Your lender wants to make sure its investment is secured
in the event you default on the home loan, so it needs an accurate
estimate of the property's value to clearly establish collateral.
The lender hires an appraiser to give the house, property and neighborhood
the once over and to present a value finding that is independent
and unbiased, presumably.
Generally the loan applicant pays for this appraisal,
indirectly, as part of closing costs, although the bank basically
"owns" it. However, if you're a loan applicant, you can
make a written request for a copy of the report and get it under
the Equal Credit Opportunity Act.
Note than while a home appraisal and a home inspection
sound alike, they aren't the same. A home inspector establishes
the condition of a house, on behalf of a prospective buyer or seller.
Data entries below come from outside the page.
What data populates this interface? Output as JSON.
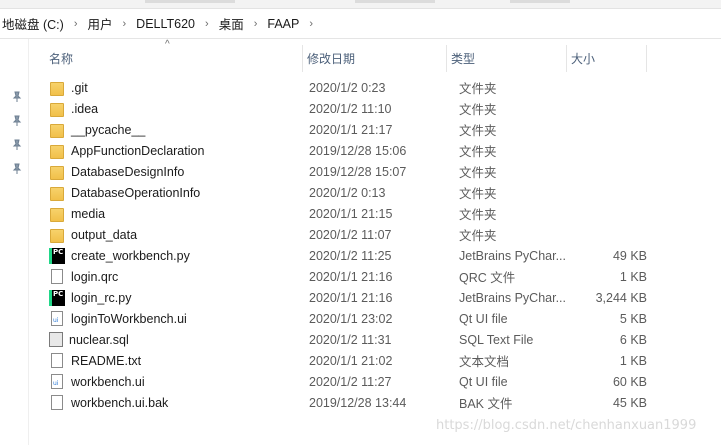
{
  "breadcrumb": [
    "地磁盘 (C:)",
    "用户",
    "DELLT620",
    "桌面",
    "FAAP"
  ],
  "columns": {
    "name": "名称",
    "date": "修改日期",
    "type": "类型",
    "size": "大小"
  },
  "files": [
    {
      "name": ".git",
      "date": "2020/1/2 0:23",
      "type": "文件夹",
      "size": "",
      "icon": "folder-icon"
    },
    {
      "name": ".idea",
      "date": "2020/1/2 11:10",
      "type": "文件夹",
      "size": "",
      "icon": "folder-icon"
    },
    {
      "name": "__pycache__",
      "date": "2020/1/1 21:17",
      "type": "文件夹",
      "size": "",
      "icon": "folder-icon"
    },
    {
      "name": "AppFunctionDeclaration",
      "date": "2019/12/28 15:06",
      "type": "文件夹",
      "size": "",
      "icon": "folder-icon"
    },
    {
      "name": "DatabaseDesignInfo",
      "date": "2019/12/28 15:07",
      "type": "文件夹",
      "size": "",
      "icon": "folder-icon"
    },
    {
      "name": "DatabaseOperationInfo",
      "date": "2020/1/2 0:13",
      "type": "文件夹",
      "size": "",
      "icon": "folder-icon"
    },
    {
      "name": "media",
      "date": "2020/1/1 21:15",
      "type": "文件夹",
      "size": "",
      "icon": "folder-icon"
    },
    {
      "name": "output_data",
      "date": "2020/1/2 11:07",
      "type": "文件夹",
      "size": "",
      "icon": "folder-icon"
    },
    {
      "name": "create_workbench.py",
      "date": "2020/1/2 11:25",
      "type": "JetBrains PyChar...",
      "size": "49 KB",
      "icon": "pycharm-icon"
    },
    {
      "name": "login.qrc",
      "date": "2020/1/1 21:16",
      "type": "QRC 文件",
      "size": "1 KB",
      "icon": "file-icon"
    },
    {
      "name": "login_rc.py",
      "date": "2020/1/1 21:16",
      "type": "JetBrains PyChar...",
      "size": "3,244 KB",
      "icon": "pycharm-icon"
    },
    {
      "name": "loginToWorkbench.ui",
      "date": "2020/1/1 23:02",
      "type": "Qt UI file",
      "size": "5 KB",
      "icon": "ui-file-icon"
    },
    {
      "name": "nuclear.sql",
      "date": "2020/1/2 11:31",
      "type": "SQL Text File",
      "size": "6 KB",
      "icon": "sql-file-icon"
    },
    {
      "name": "README.txt",
      "date": "2020/1/1 21:02",
      "type": "文本文档",
      "size": "1 KB",
      "icon": "file-icon"
    },
    {
      "name": "workbench.ui",
      "date": "2020/1/2 11:27",
      "type": "Qt UI file",
      "size": "60 KB",
      "icon": "ui-file-icon"
    },
    {
      "name": "workbench.ui.bak",
      "date": "2019/12/28 13:44",
      "type": "BAK 文件",
      "size": "45 KB",
      "icon": "file-icon"
    }
  ],
  "watermark": "https://blog.csdn.net/chenhanxuan1999"
}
The appraiser merely produces an opinion of value.
Also understand that appraisers put a value on a home
property, not the personal property inside or around it.
Appraisers will measure the home and consider its
condition, features, curb appeal, functionality, neighborhood, proximity
to amenities and in many cases, comparative local sale trends, before
returning a finding.
The site-visit portion of an appraisal can take from
20 minutes to about an hour. The high range comes in if the property
is unusually large, has separate living quarters on it or other
unique features. After a walk-through, the appraiser will tour the
neighborhood to complete the determination. (Whether you're a buyer
or seller, don't ask the inspectors how much the place is worth
before they drive off. They honestly don't know yet.)
Two number-crunching methods are typically used for
residential appraisals:
Sale comparison: The appraiser will compare values
of like homes in the area and the overall real estate market.
Cost approach: This method computes what it would
cost to replace the property. Land cost is determined and added
to the cost of replacing the property's improvements -- such as
the house, patios, and pool. Depreciation and any possible functional
obsolescence or neighborhood deterioration is also factored in to
come up with a final figure.
If the appraisal exceeds the sales price in either
form, that's good for you. But if it's lower, you might have to
increase your down payment to make up the difference.
I hope this helps. Good luck, Annie.